Control over which arms are reactive in this previously described synthesis derives only from the presence or absence of 5' phosphates on particular exocyclic arms. Thus, only two logical stages of synthesis are possible if all strands are present throughout the synthesis: (i) initial phosphorylation of certain strands followed by ligation, and (ii) phosphorylation of the remaining strands in the intact molecule followed by a second ligation. Undesirable intermediate steps (denaturation and reconstitution) are necessary in the previous protocol, because it is not possible to purify side-products and failure products of the first reaction from the target product under native conditions.

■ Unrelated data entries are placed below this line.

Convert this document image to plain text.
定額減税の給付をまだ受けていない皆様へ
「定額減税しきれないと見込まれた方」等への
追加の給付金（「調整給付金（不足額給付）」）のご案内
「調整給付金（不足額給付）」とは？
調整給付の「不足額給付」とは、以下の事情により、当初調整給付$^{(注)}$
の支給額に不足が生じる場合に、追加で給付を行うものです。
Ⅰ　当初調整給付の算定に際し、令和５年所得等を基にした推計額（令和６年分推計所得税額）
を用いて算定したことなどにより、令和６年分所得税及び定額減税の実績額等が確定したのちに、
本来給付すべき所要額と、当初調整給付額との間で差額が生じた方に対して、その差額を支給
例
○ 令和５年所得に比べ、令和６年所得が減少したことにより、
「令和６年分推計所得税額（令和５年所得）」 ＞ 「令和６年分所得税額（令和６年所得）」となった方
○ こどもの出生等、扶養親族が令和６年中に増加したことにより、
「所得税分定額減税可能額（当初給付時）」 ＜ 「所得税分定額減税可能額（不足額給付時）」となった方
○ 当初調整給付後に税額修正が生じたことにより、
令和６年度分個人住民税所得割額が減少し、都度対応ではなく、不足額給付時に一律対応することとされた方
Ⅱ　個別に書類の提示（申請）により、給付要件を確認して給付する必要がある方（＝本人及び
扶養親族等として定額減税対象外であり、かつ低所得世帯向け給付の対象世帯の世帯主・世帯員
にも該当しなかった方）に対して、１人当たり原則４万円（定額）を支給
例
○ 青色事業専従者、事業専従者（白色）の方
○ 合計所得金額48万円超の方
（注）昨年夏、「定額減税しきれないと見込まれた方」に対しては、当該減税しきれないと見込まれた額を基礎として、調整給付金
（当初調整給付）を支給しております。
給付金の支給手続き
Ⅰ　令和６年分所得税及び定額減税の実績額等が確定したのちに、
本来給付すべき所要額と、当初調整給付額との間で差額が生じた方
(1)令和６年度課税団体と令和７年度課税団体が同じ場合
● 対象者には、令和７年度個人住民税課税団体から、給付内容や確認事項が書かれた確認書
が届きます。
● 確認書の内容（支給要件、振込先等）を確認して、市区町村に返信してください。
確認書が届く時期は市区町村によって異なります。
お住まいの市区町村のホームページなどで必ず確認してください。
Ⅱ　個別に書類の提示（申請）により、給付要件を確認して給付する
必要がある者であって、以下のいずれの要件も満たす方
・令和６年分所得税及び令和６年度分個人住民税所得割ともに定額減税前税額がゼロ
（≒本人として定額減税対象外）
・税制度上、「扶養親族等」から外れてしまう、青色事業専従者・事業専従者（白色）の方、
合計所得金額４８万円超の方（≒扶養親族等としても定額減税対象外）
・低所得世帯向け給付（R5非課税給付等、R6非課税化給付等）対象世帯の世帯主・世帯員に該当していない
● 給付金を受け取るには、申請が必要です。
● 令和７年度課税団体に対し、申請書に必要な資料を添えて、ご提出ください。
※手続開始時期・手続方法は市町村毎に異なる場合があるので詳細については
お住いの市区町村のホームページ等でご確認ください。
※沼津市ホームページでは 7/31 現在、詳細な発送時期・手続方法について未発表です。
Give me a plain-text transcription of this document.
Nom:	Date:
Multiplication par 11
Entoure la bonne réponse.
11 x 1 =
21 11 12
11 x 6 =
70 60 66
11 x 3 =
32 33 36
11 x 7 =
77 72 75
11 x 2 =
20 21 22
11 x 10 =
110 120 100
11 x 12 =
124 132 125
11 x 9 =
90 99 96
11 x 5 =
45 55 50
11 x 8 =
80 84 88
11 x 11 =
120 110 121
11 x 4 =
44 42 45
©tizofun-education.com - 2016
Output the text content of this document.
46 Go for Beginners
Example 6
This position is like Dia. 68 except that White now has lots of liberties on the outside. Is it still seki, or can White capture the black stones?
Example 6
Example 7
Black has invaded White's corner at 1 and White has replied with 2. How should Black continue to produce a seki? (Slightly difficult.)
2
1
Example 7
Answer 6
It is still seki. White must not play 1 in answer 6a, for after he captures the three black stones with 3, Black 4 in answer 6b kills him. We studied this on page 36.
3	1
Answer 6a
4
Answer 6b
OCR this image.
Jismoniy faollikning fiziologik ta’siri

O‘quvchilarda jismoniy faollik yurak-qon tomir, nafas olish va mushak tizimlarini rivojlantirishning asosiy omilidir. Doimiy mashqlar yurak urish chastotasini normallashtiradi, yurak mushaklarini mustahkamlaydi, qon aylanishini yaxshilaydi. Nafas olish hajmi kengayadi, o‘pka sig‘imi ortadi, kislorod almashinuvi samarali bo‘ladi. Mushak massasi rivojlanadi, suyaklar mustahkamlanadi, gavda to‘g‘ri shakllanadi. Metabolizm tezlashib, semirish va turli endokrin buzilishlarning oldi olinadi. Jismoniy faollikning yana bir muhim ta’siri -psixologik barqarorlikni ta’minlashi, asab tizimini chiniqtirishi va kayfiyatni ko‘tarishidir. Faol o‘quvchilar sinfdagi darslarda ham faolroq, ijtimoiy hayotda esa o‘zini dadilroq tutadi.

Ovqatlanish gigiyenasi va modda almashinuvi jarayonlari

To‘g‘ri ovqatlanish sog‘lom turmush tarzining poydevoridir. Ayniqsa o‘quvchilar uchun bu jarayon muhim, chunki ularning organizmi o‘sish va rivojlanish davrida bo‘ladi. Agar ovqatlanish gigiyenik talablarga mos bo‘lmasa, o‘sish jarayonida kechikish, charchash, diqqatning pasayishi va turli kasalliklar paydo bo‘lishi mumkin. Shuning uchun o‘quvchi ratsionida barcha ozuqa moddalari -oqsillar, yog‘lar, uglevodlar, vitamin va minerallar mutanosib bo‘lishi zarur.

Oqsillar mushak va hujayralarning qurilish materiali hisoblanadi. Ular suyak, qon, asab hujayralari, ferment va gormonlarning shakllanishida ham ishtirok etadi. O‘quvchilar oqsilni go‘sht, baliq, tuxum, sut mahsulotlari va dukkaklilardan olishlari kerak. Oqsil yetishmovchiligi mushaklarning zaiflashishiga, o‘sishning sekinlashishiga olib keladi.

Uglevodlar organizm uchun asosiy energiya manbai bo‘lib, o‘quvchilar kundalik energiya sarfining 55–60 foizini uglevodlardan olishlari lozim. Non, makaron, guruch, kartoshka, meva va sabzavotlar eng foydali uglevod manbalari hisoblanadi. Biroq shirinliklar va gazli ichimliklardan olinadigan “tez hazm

Although it is possible to treat the ends of each branched component as individually accessible, the formation of closed geometrical objects entails two fundamentally different types of reactions, intermolecular additions and intramolecular cyclizations. Additions are favored usually by high concentrations of reactants, but cyclizations are favored by low concentrations. Thus, unless one wishes to run all the additions in a single step and all the cyclizations in a second one (sometimes possible, but unwise), greater control over multi-step synthesis must be obtained.
The synthesis of more complex structures from DNA will require greater control than that available in the synthesis of the cube-like object. Accordingly, the present inventors have developed a new methodology for the synthesis of DNA geometrical objects, in which each ligation may be separately performed.
Thus, it can be readily appreciated that the easily manipulated changes to form or modify a three dimensional structure of double stranded polynucleotides would be useful and a highly desirable advance over the current state of technology.